Don’t Make It Personal
For 97.5% of aspiring entrepreneurs, the issue of when and how to turn down funding isn’t a problem…because they never get offered it in the first place. For the other 2.5%, it can be agonizing, because it seems to violate the first rule of entrepreneurship: “Take money whenever it’s offered!” In reality, however, the reasons to pass up an offer of financing fall into five distinct categories: personal, strategic, operational, control-related and economic.
Personal. By far the largest source of non-founder startup funding in the U.S. is from friends & family, accounting for more than $60 billion annually. For many entrepreneurs this is the beginning and end of their capital raising, because of the 600,000 companies that get started every year, fewer than 10% raise any equity capital at all from unrelated third parties. But while funding from those close to you may be the most accessible, it’s also the most fraught with danger. On one hand, there is the ethical (not to mention legal) issue of taking a significant percentage of the assets of an unsophisticated investor and putting it into a risky startup.

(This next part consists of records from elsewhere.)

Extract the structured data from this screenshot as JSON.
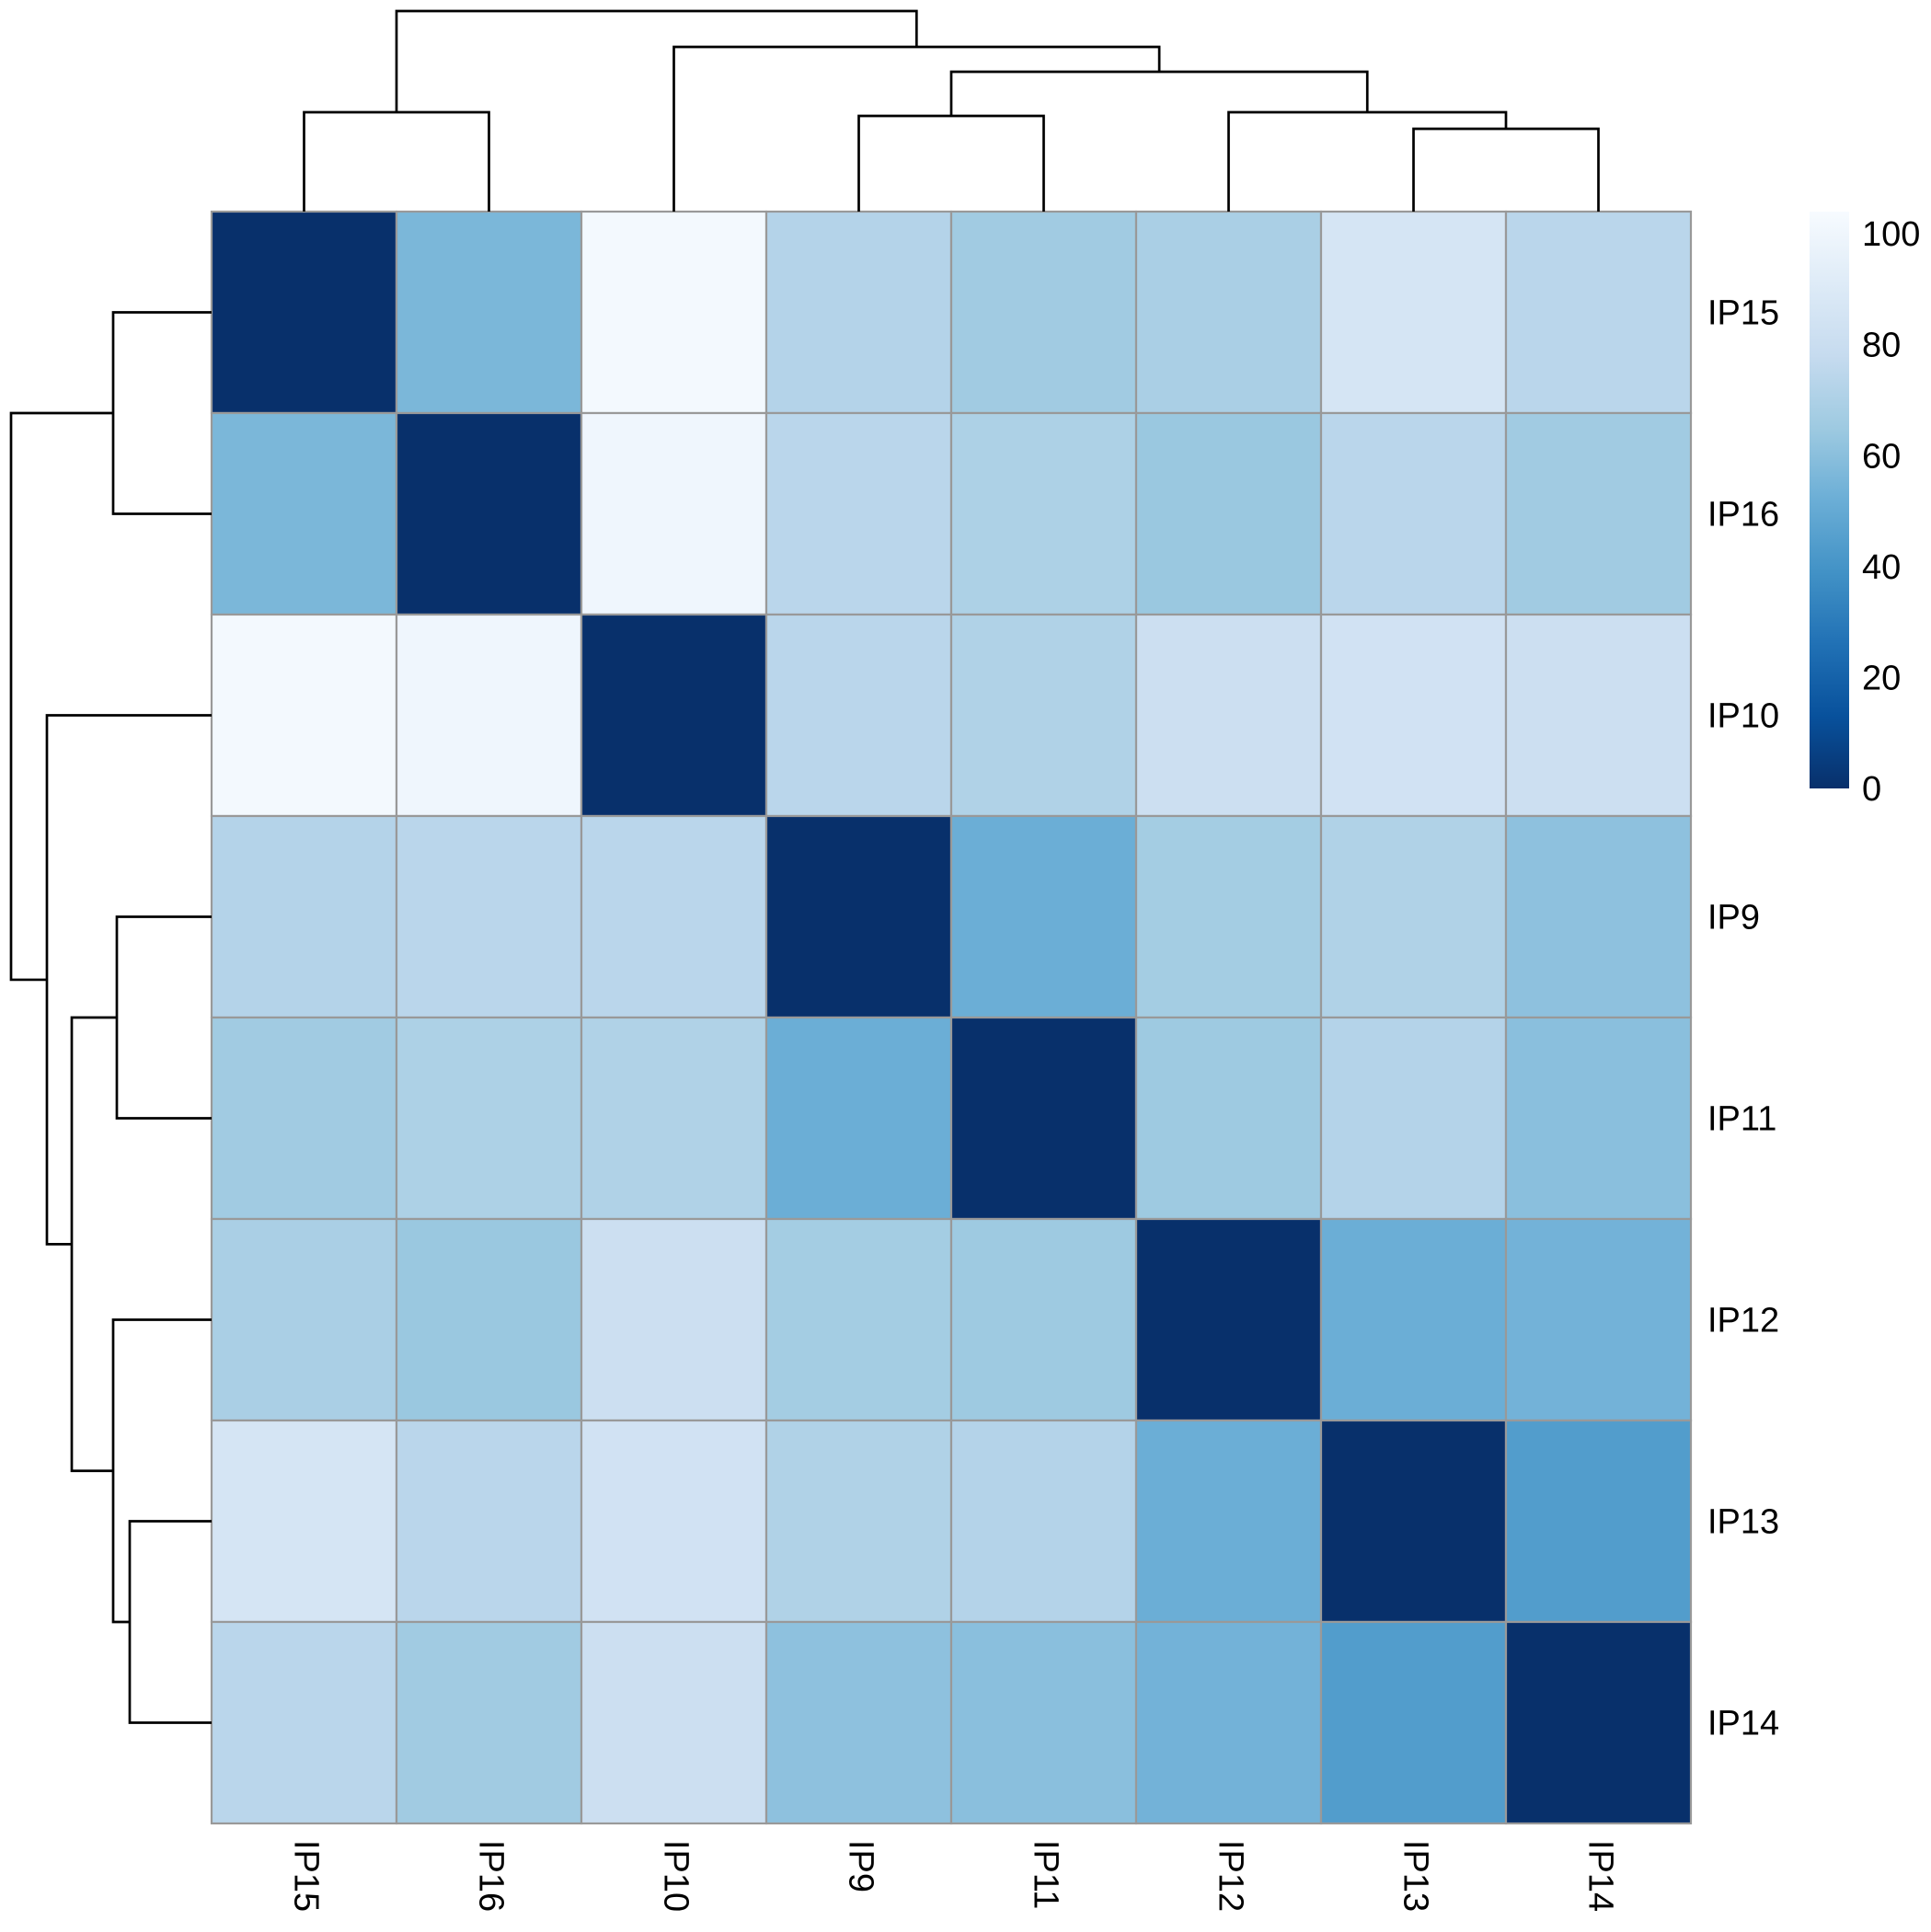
{
  "chart_data": {
    "type": "heatmap",
    "title": "",
    "row_labels": [
      "IP15",
      "IP16",
      "IP10",
      "IP9",
      "IP11",
      "IP12",
      "IP13",
      "IP14"
    ],
    "col_labels": [
      "IP15",
      "IP16",
      "IP10",
      "IP9",
      "IP11",
      "IP12",
      "IP13",
      "IP14"
    ],
    "values": [
      [
        0,
        56,
        102,
        72,
        66,
        69,
        86,
        74
      ],
      [
        56,
        0,
        100,
        74,
        70,
        64,
        74,
        66
      ],
      [
        102,
        100,
        0,
        74,
        71,
        81,
        84,
        81
      ],
      [
        72,
        74,
        74,
        0,
        52,
        67,
        71,
        61
      ],
      [
        66,
        70,
        71,
        52,
        0,
        65,
        72,
        60
      ],
      [
        69,
        64,
        81,
        67,
        65,
        0,
        52,
        54
      ],
      [
        86,
        74,
        84,
        71,
        72,
        52,
        0,
        44
      ],
      [
        74,
        66,
        81,
        61,
        60,
        54,
        44,
        0
      ]
    ],
    "colorbar": {
      "ticks": [
        0,
        20,
        40,
        60,
        80,
        100
      ],
      "range": [
        0,
        104
      ],
      "colors": [
        "#08306b",
        "#08519c",
        "#2171b5",
        "#4292c6",
        "#6baed6",
        "#9ecae1",
        "#c6dbef",
        "#deebf7",
        "#f7fbff"
      ]
    },
    "dendrogram": "hierarchical clustering on rows and columns"
  }
}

So even if your pensioned grandfather or loving Aunt Edna were willing to mortgage their home and invest their life savings into your venture, you would do well to politely decline the offer…regardless of whether it was the only money available. On the other hand, there is the long-term family relations issue. Even if your parents or siblings can afford to lose their entire investment, how comfortable will you be at Thanksgiving dinner every year if you lose all their money? As Polonius warned Hamlet, “Neither a borrower nor a lender be, for loan oft loses both itself and friend.”
Strategic. When faced with a choice between a financial (venture) investor and a strategic (corporate) investor, entrepreneurs will often find that the strategic player appears to have a seductive offer: A higher valuation for the company (which means less dilution for the entrepreneur), industry expertise, access to large markets, support with distribution, development and marketing. This may well be true, but there is something else extremely important to remember: While a financial investor is motivated solely to increase the company’s economic value (usually a good thing for the entrepreneur), a strategic investor by definition has some other agenda (that’s the “strategy” they’re following!) This can sometimes mean that the entrepreneur finds him- or herself forced (or at least urged) to move the company’s product path in a certain direction, or enter into exclusive contracts with the investor — or even concentrate marketing in certain cities or among certain demographics.
While none of these requirements are necessarily wrong when taken individually, together they can turn a strong financial offer into something a company should refuse.
Operational. When an investor purchases equity in a company, the usual inclination on the part of the entrepreneur is to breathe a sigh of relief and put the whole fundraising process behind him (or her). Wrong! Taking in an equity investor means taking on a partner…if not a spouse. Like a roach motel, once an investor has a toehold in your company, there is no easy way to ignore your new family member. You can often get an idea of what the long term relationship will be like from the way investors deal with you during the courtship phase of the relationship. Did it take ten meetings to get them to commit? Did they ask to see reams of documentation during the process? Did they want to sit down individually with each of your senior managers and ‘deep dive’ into detailed spreadsheets and forecasts? Did their process take up so much of your own time that it had an impact on your ability to run the company? While these actions may well be among the hallmarks of a knowledgeable, careful and value-adding investor, they may also be a harbinger of what your relationship might be like for the next several years. If you are an experienced CEO in a lean, fast-moving business, if you have multiple options, and if you believe that a particular investor may ultimately be more trouble than he or she is worth, that may be a legitimate reason to walk away from the money on offer.
Control-related. With few exceptions, every time you exchange money for equity, you are transferring a few more shareholder votes from you to someone else. For a typical seed or Series A financing round this will rarely change control of the company, but eventually the numbers (including votes at the board of directors level) add up. Combined with the protective provisions that are invariably a part of any professional investment, taking in significant funding means giving up some (or all) of your flexibility to manage your venture as you see fit. And once you pass the tipping point, those investors who end up with control will ultimately have the ability to end your operational involvement with the company you founded. For most high-growth startups, this is a clear choice made by the entrepreneur in exchange for the funding necessary to grow the business. But if you have the option of taking in money or not, and like Lucifer you would prefer to “reign in Hell than serve in Heaven,” then turning down available funding might be a choice you would knowingly make.
Economic. Finally, the decision to take in funding or not often comes down to a cost/benefit analysis, also known as risk vs. reward, or, in its most bald and honest expression, fear vs. greed. Taking in funding means agreeing to part with a share of all the good things that will no doubt happen with the venture, in exchange for protecting yourself from failing by running out of money. So if you are the rare entrepreneur who can successfully bootstrap your business to profitability, you may well have the opportunity to turn down funding in order to keep all the rewards for yourself. Alternatively, you may at least be able to delay taking in funding until further down the road. By that point, if the business has already achieved a high enough valuation, the smaller economic dilution of your equity may well be worth taking a penny-pinching, lean startup, approach of your early.